We associate an object with each linearizable RPC and refer to the
<TableId, KeyHash> value in a log entry to decide which recovery master should
receive the rpc log entry.

3.3 Reconstruction of UnackedRpcResults table during crash recovery.
On crash recovery, we can reconstruct UnackedRpcResults with the following
steps. After a recovery master gathers relevant portion of rpc log entries,
it just replays the rpc log entry by using <clientId, rpcId, ackId> to
re-construct (or add new info to) UnackedRpcResults on the recovery master.

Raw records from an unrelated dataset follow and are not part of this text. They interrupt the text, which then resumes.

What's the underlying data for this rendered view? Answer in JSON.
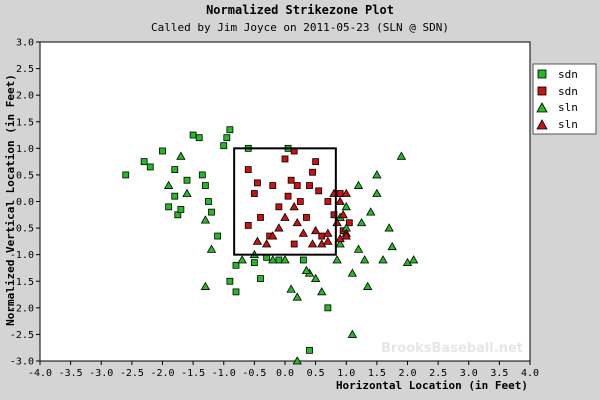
{
  "chart_data": {
    "type": "scatter",
    "title": "Normalized Strikezone Plot",
    "subtitle": "Called by Jim Joyce on 2011-05-23 (SLN @ SDN)",
    "xlabel": "Horizontal Location (in Feet)",
    "ylabel": "Normalized Vertical Location (in Feet)",
    "xlim": [
      -4.0,
      4.0
    ],
    "ylim": [
      -3.0,
      3.0
    ],
    "x_ticks": [
      "-4.0",
      "-3.5",
      "-3.0",
      "-2.5",
      "-2.0",
      "-1.5",
      "-1.0",
      "-0.5",
      "0.0",
      "0.5",
      "1.0",
      "1.5",
      "2.0",
      "2.5",
      "3.0",
      "3.5",
      "4.0"
    ],
    "y_ticks": [
      "3.0",
      "2.5",
      "2.0",
      "1.5",
      "1.0",
      "0.5",
      "0.0",
      "-0.5",
      "-1.0",
      "-1.5",
      "-2.0",
      "-2.5",
      "-3.0"
    ],
    "strike_zone": {
      "x": [
        -0.83,
        0.83
      ],
      "y": [
        -1.0,
        1.0
      ]
    },
    "grid": false,
    "legend_position": "top-right",
    "watermark": "BrooksBaseball.net",
    "series": [
      {
        "name": "sdn",
        "marker": "square",
        "color": "#22bb22",
        "points": [
          [
            -2.6,
            0.5
          ],
          [
            -2.3,
            0.75
          ],
          [
            -2.2,
            0.65
          ],
          [
            -2.0,
            0.95
          ],
          [
            -1.9,
            -0.1
          ],
          [
            -1.8,
            0.6
          ],
          [
            -1.8,
            0.1
          ],
          [
            -1.75,
            -0.25
          ],
          [
            -1.7,
            -0.15
          ],
          [
            -1.6,
            0.4
          ],
          [
            -1.5,
            1.25
          ],
          [
            -1.4,
            1.2
          ],
          [
            -1.35,
            0.5
          ],
          [
            -1.3,
            0.3
          ],
          [
            -1.25,
            0.0
          ],
          [
            -1.2,
            -0.2
          ],
          [
            -1.1,
            -0.65
          ],
          [
            -1.0,
            1.05
          ],
          [
            -0.95,
            1.2
          ],
          [
            -0.9,
            -1.5
          ],
          [
            -0.8,
            -1.7
          ],
          [
            -0.8,
            -1.2
          ],
          [
            -0.5,
            -1.15
          ],
          [
            -0.4,
            -1.45
          ],
          [
            -0.3,
            -1.05
          ],
          [
            -0.1,
            -1.1
          ],
          [
            0.05,
            1.0
          ],
          [
            0.3,
            -1.1
          ],
          [
            0.4,
            -2.8
          ],
          [
            0.7,
            -2.0
          ],
          [
            -0.9,
            1.35
          ],
          [
            -0.6,
            1.0
          ]
        ]
      },
      {
        "name": "sdn",
        "marker": "square",
        "color": "#cc1111",
        "points": [
          [
            -0.6,
            0.6
          ],
          [
            -0.5,
            0.15
          ],
          [
            -0.45,
            0.35
          ],
          [
            -0.4,
            -0.3
          ],
          [
            -0.2,
            0.3
          ],
          [
            -0.1,
            -0.1
          ],
          [
            0.0,
            0.8
          ],
          [
            0.05,
            0.1
          ],
          [
            0.1,
            0.4
          ],
          [
            0.15,
            0.95
          ],
          [
            0.2,
            0.3
          ],
          [
            0.25,
            0.0
          ],
          [
            0.35,
            -0.3
          ],
          [
            0.4,
            0.3
          ],
          [
            0.45,
            0.55
          ],
          [
            0.5,
            0.75
          ],
          [
            0.55,
            0.2
          ],
          [
            0.6,
            -0.65
          ],
          [
            0.7,
            0.0
          ],
          [
            0.8,
            -0.25
          ],
          [
            0.9,
            0.15
          ],
          [
            0.95,
            -0.55
          ],
          [
            1.05,
            -0.4
          ],
          [
            -0.6,
            -0.45
          ],
          [
            -0.25,
            -0.65
          ],
          [
            0.15,
            -0.8
          ]
        ]
      },
      {
        "name": "sln",
        "marker": "triangle",
        "color": "#22bb22",
        "points": [
          [
            -1.9,
            0.3
          ],
          [
            -1.7,
            0.85
          ],
          [
            -1.6,
            0.15
          ],
          [
            -1.3,
            -0.35
          ],
          [
            -1.2,
            -0.9
          ],
          [
            -1.3,
            -1.6
          ],
          [
            -0.7,
            -1.1
          ],
          [
            -0.5,
            -1.0
          ],
          [
            -0.2,
            -1.1
          ],
          [
            0.0,
            -1.1
          ],
          [
            0.1,
            -1.65
          ],
          [
            0.2,
            -1.8
          ],
          [
            0.4,
            -1.35
          ],
          [
            0.5,
            -1.45
          ],
          [
            0.6,
            -1.7
          ],
          [
            0.9,
            -0.8
          ],
          [
            1.0,
            -0.5
          ],
          [
            1.1,
            -1.35
          ],
          [
            1.2,
            -0.9
          ],
          [
            1.3,
            -1.1
          ],
          [
            1.4,
            -0.2
          ],
          [
            1.5,
            0.5
          ],
          [
            1.6,
            -1.1
          ],
          [
            1.7,
            -0.5
          ],
          [
            1.75,
            -0.85
          ],
          [
            1.9,
            0.85
          ],
          [
            2.0,
            -1.15
          ],
          [
            2.1,
            -1.1
          ],
          [
            1.1,
            -2.5
          ],
          [
            0.2,
            -3.0
          ],
          [
            0.85,
            -1.1
          ],
          [
            1.0,
            -0.1
          ],
          [
            1.2,
            0.3
          ],
          [
            1.25,
            -0.4
          ],
          [
            0.9,
            -0.3
          ],
          [
            1.35,
            -1.6
          ],
          [
            1.5,
            0.15
          ],
          [
            0.35,
            -1.3
          ]
        ]
      },
      {
        "name": "sln",
        "marker": "triangle",
        "color": "#cc1111",
        "points": [
          [
            -0.45,
            -0.75
          ],
          [
            -0.2,
            -0.65
          ],
          [
            -0.1,
            -0.5
          ],
          [
            0.0,
            -0.3
          ],
          [
            0.15,
            -0.1
          ],
          [
            0.2,
            -0.4
          ],
          [
            0.3,
            -0.6
          ],
          [
            0.45,
            -0.8
          ],
          [
            0.6,
            -0.8
          ],
          [
            0.7,
            -0.6
          ],
          [
            0.85,
            -0.4
          ],
          [
            0.9,
            -0.7
          ],
          [
            1.0,
            -0.6
          ],
          [
            0.8,
            0.15
          ],
          [
            1.0,
            0.15
          ],
          [
            0.9,
            0.0
          ],
          [
            -0.3,
            -0.8
          ],
          [
            0.5,
            -0.55
          ],
          [
            0.7,
            -0.75
          ],
          [
            0.95,
            -0.25
          ],
          [
            1.0,
            -0.65
          ]
        ]
      }
    ]
  }
}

3.4 Log cleaning for new log entry type.
The existing log cleaner should be modified to handle cleaning of rpc log
entries. When it finds an rpc log entry with <clientId, rpcId, ackId>, the log
cleaner checks the UnackedRpcResults to figure out whether the rpc is already
acknowledged. If it is, we can clean it up. If not, the log entry is still
valid and needs to be copied to a new location in the log. After relocating
the log entry, we should update UnackedRpcResults to have correct pointer
to the log entry.

Header Minimization
-------------------
In several places in the RAMCloud sources, nested structures are referenced
with a pointer rather than an inline structure, e.g.
    ClientLease *clientLease
not
    ClientLease clientLease
This complicates storage management slightly (e.g., destructors must free
the nested object), but it eliminates the need for the corresponding header
file to be included. This is important primarily in header files that are
used by clients, such as RamCloud.h:  without this approach, virtually every
RAMCloud header file would be needed to compile a client application.